We stayed at the hospital, sitting in the room she had been in for nearly two weeks only with no bed, no tubes, no machines, for only another ten minutes or so. The arrangements had already been made with a local undertaker and to bring her body home even before she had died.

Both her kidneys and her liver were successfully transplanted the day Anne died. Saving three lives. Her eyes and bone marrow were also donated, but I am to this day still unsure of what happened, whether they were donated or simply used in experiments. But all to the greater good.

After the dust has settled and life does go on, as the cliche goes, I am proud of my sister, that her final act benefitted others.

So, organ donation? Tragedy happens all of the time. This was a natural one, a fault in her brain that would pop one day. I can understand that. I can put it somewhere. To lose someone to a drunk driver or an act of violence… I don’t know how anyone can cope with that. But cope they do. But, in my case, from where I sit, the tragedy that occurred to us, to lose someone so precious has turned into an occasion of happiness and pride. Knowing our loss became a gain, a rescue, a lifesaving event for at least three other families makes my heart burst with pride for my sister.

The grief, brought to the front of my mind through the action of writing this, will always be there. But it genuinely is tempered by the happiness and second chance it has brought others. I’d always carried a donor card, always believed that it was the right thing to do, to donate your organs should the unthinkable happen, but I had never expected to be involved on what I call “edge” stuff, to be right there in the middle of it.

The gift of life my sister gave does not necessarily impact the grief of some but it has worked for me. Through it all, there’s happiness that others benefitted. Maybe I bury my grief with this, maybe I mask it but I grieved terribly for her before her heart had even stopped. I know that this is not a reason to encourage donations in general as if doing “this” will assuage “that” and it’s not the reason our family chose to be involved in the donation. But it is true anyway.
I don’t believe that organs should be state property, or even that an opt out system should apply, the decision that was made in our case was and is empowering. All I would ask is that people think about it. Whatever is right for you, is right for you, but at least think about it and be comfortable with it. I don’t think less of those that don’t carry the card, download the app or tick the box on their drivers license, as long as that’s a decision that they’ve made, rather than a default setting.

Maybe one day I will meet those that have my sister’s eyes, kidneys and liver inside them. Maybe someone else looking through her eyes at me would freak me out, perhaps kidneys and liver only then. And, they’re not my sister’s anymore anyway. They are a vital part of someone else who has been given a second chance at life.

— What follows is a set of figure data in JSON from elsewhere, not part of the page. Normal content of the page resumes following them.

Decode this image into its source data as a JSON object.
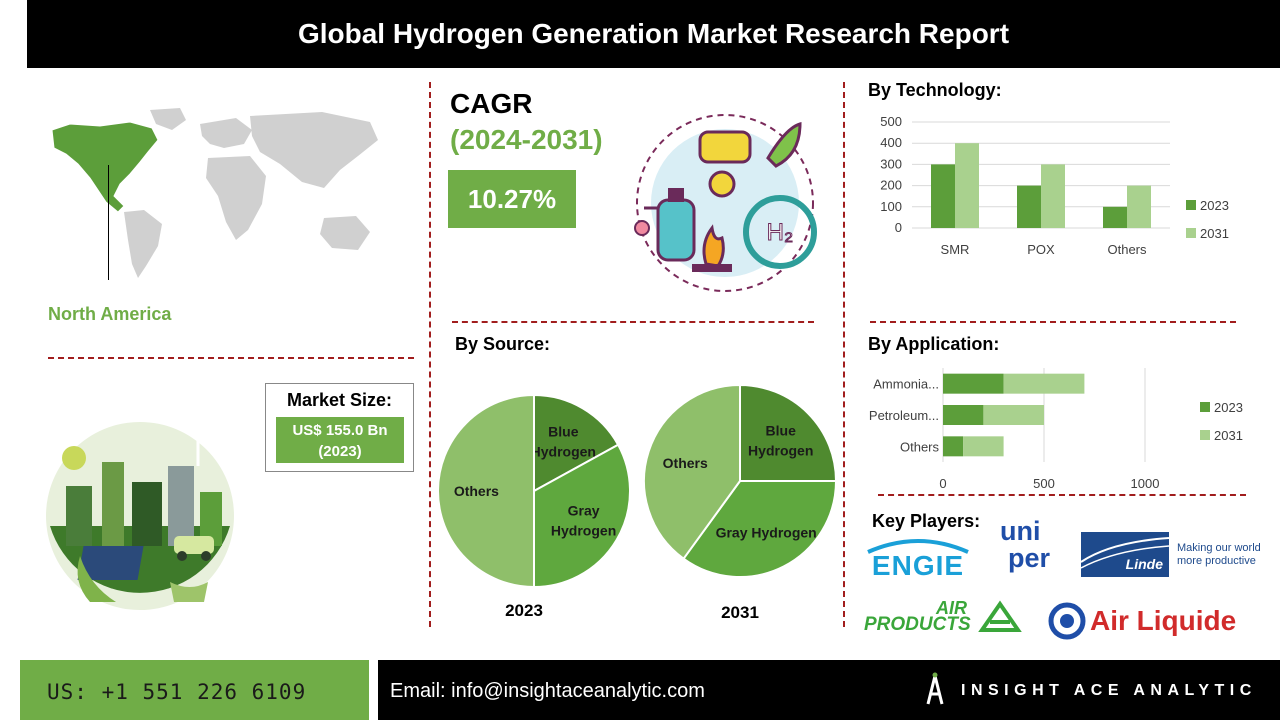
{
  "header": {
    "title": "Global Hydrogen Generation Market Research Report"
  },
  "region": {
    "label": "North America"
  },
  "cagr": {
    "title": "CAGR",
    "period": "(2024-2031)",
    "value": "10.27%"
  },
  "market_size": {
    "label": "Market Size:",
    "value_line1": "US$ 155.0 Bn",
    "value_line2": "(2023)"
  },
  "sections": {
    "technology": "By Technology:",
    "source": "By Source:",
    "application": "By Application:",
    "key_players": "Key Players:"
  },
  "key_players": {
    "engie": "ENGIE",
    "uniper_line1": "uni",
    "uniper_line2": "per",
    "linde_name": "Linde",
    "linde_tagline1": "Making our world",
    "linde_tagline2": "more productive",
    "air_products_line1": "AIR",
    "air_products_line2": "PRODUCTS",
    "air_liquide": "Air Liquide"
  },
  "footer": {
    "phone": "US: +1 551 226 6109",
    "email": "Email: info@insightaceanalytic.com",
    "brand": "INSIGHT ACE ANALYTIC"
  },
  "colors": {
    "series_2023": "#5c9e3a",
    "series_2031": "#a9d18e",
    "accent_green": "#70ad47",
    "divider_red": "#a11d1d",
    "pie_blue": "#4f8a2f",
    "pie_gray": "#5fa83e",
    "pie_others": "#8fbf6a"
  },
  "chart_data": [
    {
      "type": "bar",
      "title": "By Technology:",
      "categories": [
        "SMR",
        "POX",
        "Others"
      ],
      "series": [
        {
          "name": "2023",
          "values": [
            300,
            200,
            100
          ]
        },
        {
          "name": "2031",
          "values": [
            400,
            300,
            200
          ]
        }
      ],
      "yticks": [
        "0",
        "100",
        "200",
        "300",
        "400",
        "500"
      ],
      "ylim": [
        0,
        500
      ],
      "grid": true,
      "legend": "right"
    },
    {
      "type": "bar",
      "orientation": "horizontal",
      "stacked": true,
      "title": "By Application:",
      "categories": [
        "Ammonia...",
        "Petroleum...",
        "Others"
      ],
      "series": [
        {
          "name": "2023",
          "values": [
            300,
            200,
            100
          ]
        },
        {
          "name": "2031",
          "values": [
            400,
            300,
            200
          ]
        }
      ],
      "xticks": [
        "0",
        "500",
        "1000"
      ],
      "xlim": [
        0,
        1000
      ],
      "grid": true,
      "legend": "right"
    },
    {
      "type": "pie",
      "title": "By Source:",
      "label": "2023",
      "slices": [
        {
          "name": "Blue Hydrogen",
          "value": 17
        },
        {
          "name": "Gray Hydrogen",
          "value": 33
        },
        {
          "name": "Others",
          "value": 50
        }
      ]
    },
    {
      "type": "pie",
      "title": "By Source:",
      "label": "2031",
      "slices": [
        {
          "name": "Blue Hydrogen",
          "value": 25
        },
        {
          "name": "Gray Hydrogen",
          "value": 35
        },
        {
          "name": "Others",
          "value": 40
        }
      ]
    }
  ]
}
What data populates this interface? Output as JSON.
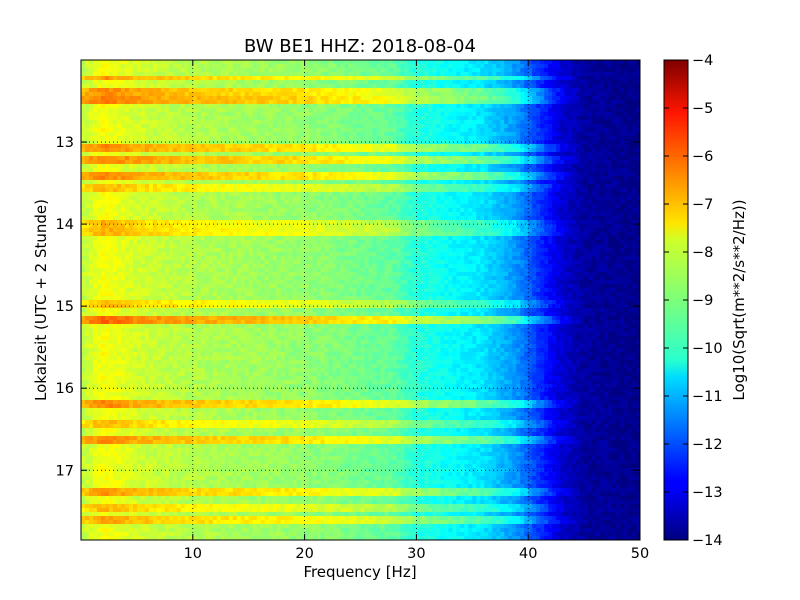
{
  "chart_data": {
    "type": "heatmap",
    "title": "BW BE1 HHZ: 2018-08-04",
    "xlabel": "Frequency [Hz]",
    "ylabel": "Lokalzeit (UTC + 2 Stunde)",
    "colorbar_label": "Log10(Sqrt(m**2/s**2/Hz))",
    "colormap": "jet",
    "xlim": [
      0,
      50
    ],
    "ylim": [
      17.85,
      12.0
    ],
    "y_inverted": true,
    "x_ticks": [
      10,
      20,
      30,
      40,
      50
    ],
    "x_tick_labels": [
      "10",
      "20",
      "30",
      "40",
      "50"
    ],
    "y_ticks": [
      13,
      14,
      15,
      16,
      17
    ],
    "y_tick_labels": [
      "13",
      "14",
      "15",
      "16",
      "17"
    ],
    "colorbar_range": [
      -14,
      -4
    ],
    "colorbar_ticks": [
      -4,
      -5,
      -6,
      -7,
      -8,
      -9,
      -10,
      -11,
      -12,
      -13,
      -14
    ],
    "colorbar_tick_labels": [
      "−4",
      "−5",
      "−6",
      "−7",
      "−8",
      "−9",
      "−10",
      "−11",
      "−12",
      "−13",
      "−14"
    ],
    "grid": "dotted",
    "spectrum_profile": [
      {
        "freq": 0,
        "value": -8.4
      },
      {
        "freq": 2,
        "value": -7.8
      },
      {
        "freq": 5,
        "value": -8.2
      },
      {
        "freq": 10,
        "value": -8.5
      },
      {
        "freq": 20,
        "value": -8.8
      },
      {
        "freq": 28,
        "value": -9.3
      },
      {
        "freq": 30,
        "value": -9.9
      },
      {
        "freq": 33,
        "value": -10.2
      },
      {
        "freq": 36,
        "value": -10.5
      },
      {
        "freq": 39,
        "value": -11.3
      },
      {
        "freq": 41,
        "value": -12.3
      },
      {
        "freq": 43,
        "value": -13.2
      },
      {
        "freq": 45,
        "value": -13.7
      },
      {
        "freq": 50,
        "value": -13.9
      }
    ],
    "noise_bands": [
      {
        "time": 12.22,
        "level": 0.7
      },
      {
        "time": 12.38,
        "level": 0.8
      },
      {
        "time": 12.5,
        "level": 0.9
      },
      {
        "time": 13.08,
        "level": 0.8
      },
      {
        "time": 13.2,
        "level": 0.85
      },
      {
        "time": 13.42,
        "level": 0.8
      },
      {
        "time": 13.55,
        "level": 0.5
      },
      {
        "time": 13.98,
        "level": 0.5
      },
      {
        "time": 14.1,
        "level": 0.55
      },
      {
        "time": 14.98,
        "level": 0.5
      },
      {
        "time": 15.17,
        "level": 1.0
      },
      {
        "time": 16.18,
        "level": 0.8
      },
      {
        "time": 16.45,
        "level": 0.5
      },
      {
        "time": 16.62,
        "level": 0.8
      },
      {
        "time": 17.28,
        "level": 0.7
      },
      {
        "time": 17.45,
        "level": 0.5
      },
      {
        "time": 17.6,
        "level": 0.65
      }
    ]
  }
}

I am not superstitious or religious, nor do I believe in divine intervention one way or the other, but there’s a part of me that likes to think that before Anne was brought down to the operating theatre and we had told her to let go, that it was ok to, that she knew somewhere inside she had to let go to make a difference even though she no longer had the capacity to do so. I wish that were true and that I could know it. That she chose to let go for others.

But whatever her intention or otherwise, people live today that otherwise would not. I know very little about them, vague occupations, family statuses and locations but it is of no matter. They live.

I miss my sister terribly and always will, she was something else. You would have liked her.